After our successful but not stress free demonstration of ARPool at the Ontario Centers of Excellence Discovery Show I took it upon myself to make a rather large structural change to the ARPool program in an effort to avoid similar problems in the future. I wanted to change ARPool from an event driven program to what I refer to as a state machine, a technique I learned through my involvement in First Robotics.
If you read my last blog post on our experience at OCE you’ll know that one of our main problems with the system was difficulty understanding the order in which code was called and our lack of control over changing this process. The ARPool system relied on several timer events as well as signals and slots in an interrupt fashion to get things done in the right order. If things are not executed in the right order then the system simply has no chance – for example if the projector doesn’t illuminate the table before we try to detect the pool balls then it won’t be able to find them. We had many problems with the system becoming out of sync and the whole experience felt rather unstable even after the system was working.
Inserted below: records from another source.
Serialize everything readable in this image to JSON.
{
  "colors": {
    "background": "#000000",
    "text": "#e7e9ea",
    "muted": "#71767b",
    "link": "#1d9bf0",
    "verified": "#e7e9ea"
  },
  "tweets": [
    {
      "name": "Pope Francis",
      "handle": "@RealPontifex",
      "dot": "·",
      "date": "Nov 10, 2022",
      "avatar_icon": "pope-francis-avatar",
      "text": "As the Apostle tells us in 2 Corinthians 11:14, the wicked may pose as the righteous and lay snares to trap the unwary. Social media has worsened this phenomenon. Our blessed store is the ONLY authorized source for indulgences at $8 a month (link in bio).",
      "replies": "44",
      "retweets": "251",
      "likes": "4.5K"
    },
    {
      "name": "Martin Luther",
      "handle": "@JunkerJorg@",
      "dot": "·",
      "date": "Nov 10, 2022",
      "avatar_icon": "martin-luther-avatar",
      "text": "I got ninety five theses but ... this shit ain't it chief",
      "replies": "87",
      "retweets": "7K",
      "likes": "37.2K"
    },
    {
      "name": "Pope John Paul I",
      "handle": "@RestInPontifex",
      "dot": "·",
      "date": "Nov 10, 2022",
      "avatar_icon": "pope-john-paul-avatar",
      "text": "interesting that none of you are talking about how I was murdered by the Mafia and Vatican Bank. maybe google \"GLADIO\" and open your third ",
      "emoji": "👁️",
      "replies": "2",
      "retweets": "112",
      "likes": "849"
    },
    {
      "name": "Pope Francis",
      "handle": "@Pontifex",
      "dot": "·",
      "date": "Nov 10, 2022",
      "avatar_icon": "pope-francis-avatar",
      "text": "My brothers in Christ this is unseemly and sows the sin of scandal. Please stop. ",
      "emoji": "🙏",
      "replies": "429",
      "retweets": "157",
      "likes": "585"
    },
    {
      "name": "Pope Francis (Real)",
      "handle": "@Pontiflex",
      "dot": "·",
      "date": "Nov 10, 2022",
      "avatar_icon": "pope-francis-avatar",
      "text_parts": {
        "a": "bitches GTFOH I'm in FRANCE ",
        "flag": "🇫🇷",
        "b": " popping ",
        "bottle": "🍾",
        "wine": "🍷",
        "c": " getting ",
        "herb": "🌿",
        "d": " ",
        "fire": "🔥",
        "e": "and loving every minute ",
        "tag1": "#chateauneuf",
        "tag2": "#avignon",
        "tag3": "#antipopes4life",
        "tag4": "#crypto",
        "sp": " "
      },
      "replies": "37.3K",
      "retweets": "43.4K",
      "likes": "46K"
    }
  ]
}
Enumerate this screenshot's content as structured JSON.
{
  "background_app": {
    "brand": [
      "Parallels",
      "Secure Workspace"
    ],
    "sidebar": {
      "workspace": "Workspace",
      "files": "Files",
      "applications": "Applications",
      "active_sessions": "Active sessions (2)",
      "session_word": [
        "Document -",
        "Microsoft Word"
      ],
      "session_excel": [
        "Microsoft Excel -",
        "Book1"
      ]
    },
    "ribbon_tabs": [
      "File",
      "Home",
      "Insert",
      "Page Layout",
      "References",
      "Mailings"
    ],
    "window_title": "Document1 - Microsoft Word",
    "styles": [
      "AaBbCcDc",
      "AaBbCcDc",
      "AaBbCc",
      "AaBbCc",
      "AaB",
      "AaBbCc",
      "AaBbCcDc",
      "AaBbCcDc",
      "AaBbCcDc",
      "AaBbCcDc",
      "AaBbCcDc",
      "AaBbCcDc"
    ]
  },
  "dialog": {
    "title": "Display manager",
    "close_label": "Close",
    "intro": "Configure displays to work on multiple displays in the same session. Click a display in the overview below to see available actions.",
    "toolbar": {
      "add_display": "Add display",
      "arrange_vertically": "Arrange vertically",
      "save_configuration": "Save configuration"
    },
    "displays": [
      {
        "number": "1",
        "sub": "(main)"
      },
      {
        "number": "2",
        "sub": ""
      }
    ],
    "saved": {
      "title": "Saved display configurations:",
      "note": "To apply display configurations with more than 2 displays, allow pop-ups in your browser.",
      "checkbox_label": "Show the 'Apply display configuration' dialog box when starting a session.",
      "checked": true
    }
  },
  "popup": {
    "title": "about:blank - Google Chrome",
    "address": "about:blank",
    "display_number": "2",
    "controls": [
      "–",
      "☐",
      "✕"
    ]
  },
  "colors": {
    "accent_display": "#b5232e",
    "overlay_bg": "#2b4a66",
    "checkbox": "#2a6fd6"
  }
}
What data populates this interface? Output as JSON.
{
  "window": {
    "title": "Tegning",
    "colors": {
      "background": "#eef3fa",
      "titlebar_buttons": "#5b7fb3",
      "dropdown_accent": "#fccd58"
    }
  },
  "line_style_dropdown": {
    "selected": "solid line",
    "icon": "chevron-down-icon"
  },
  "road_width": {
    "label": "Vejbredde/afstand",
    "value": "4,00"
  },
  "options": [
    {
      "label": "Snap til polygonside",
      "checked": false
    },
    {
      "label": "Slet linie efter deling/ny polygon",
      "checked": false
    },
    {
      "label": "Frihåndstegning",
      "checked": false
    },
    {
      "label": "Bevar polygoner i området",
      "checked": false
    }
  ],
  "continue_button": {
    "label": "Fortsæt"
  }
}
Now don’t get me wrong it’s not that I think event driven programs are bad – they aren’t and in many applications it is the only possible way to make something work, it’s just that in the case of ARPool it doesn’t make any sense. ARPool is a program that only needs to do one thing at a time and it all needs to happen in the right order – so why bother with all the event driven stuff? The final point is that being a University lab we don’t have the resources to maintain a system that complicated and many people who have and will work on the system don’t have the required background to effectively work on such a system. ARPool needed an overhaul.
Introducing the state machine: It is really quite a simple idea - there is a main loop and inside this loop there is a single switch case block. The switch is executed on a “state counter” variable which for extra points should be made an enum with relevant state names. Inside each state (a case block) the program does its thing and then if appropriate changes the state counter to the next state or leaves the state variable as it is. Here is a simple example:
enum State
{
detectBalls,
trackCue
};
State state = detectBalls;
while(true)
{
Switch(state)
{
Case(detectBalls):
detectBalls();
state = trackCue;
break;
Case(trackCue):
// code
break;
// and so on…
}
}
It’s probably not the first you thing you would think of but after you try it out it’s a pretty nice way to do things. I picked up on this approach earlier this year while working on programming the CRio device for First Robotics – see First Robotics has these built in safety functions around your robot class if your robot’s main function doesn’t finish executing at least several times a second it assumes that you’ve either lost communication or wrote an infinite loop. You’re basically forced into this state machine idea if you want to do anything complicated.
Anyways First’s API and safety functions are a topic of a different rant how did all of this turn out for ARPool? Well surprisingly well it only took me about 2.5 hours of straight coding to completely pull out the Qt gui, remove all the event driven code and re-write the main program to utilize the state machine concept. It compiled and the code was way cleaner, shorter and I could finally see where and in what order my vision functions were called. All in all a great victory – however it was time to return to my other projects and leave my shiny new ARPool program sitting there waiting to be tested on the real system.
*edit* 09/01/2012 I finally got my shot to try the new ARPool code, it actually worked! Every programmer has a few moments they are proud of and this was definitely one of mine, re-structuring an entire program (like major major stuff here) not being able to test it for months and it actually just worked! Not every day gets to be like this.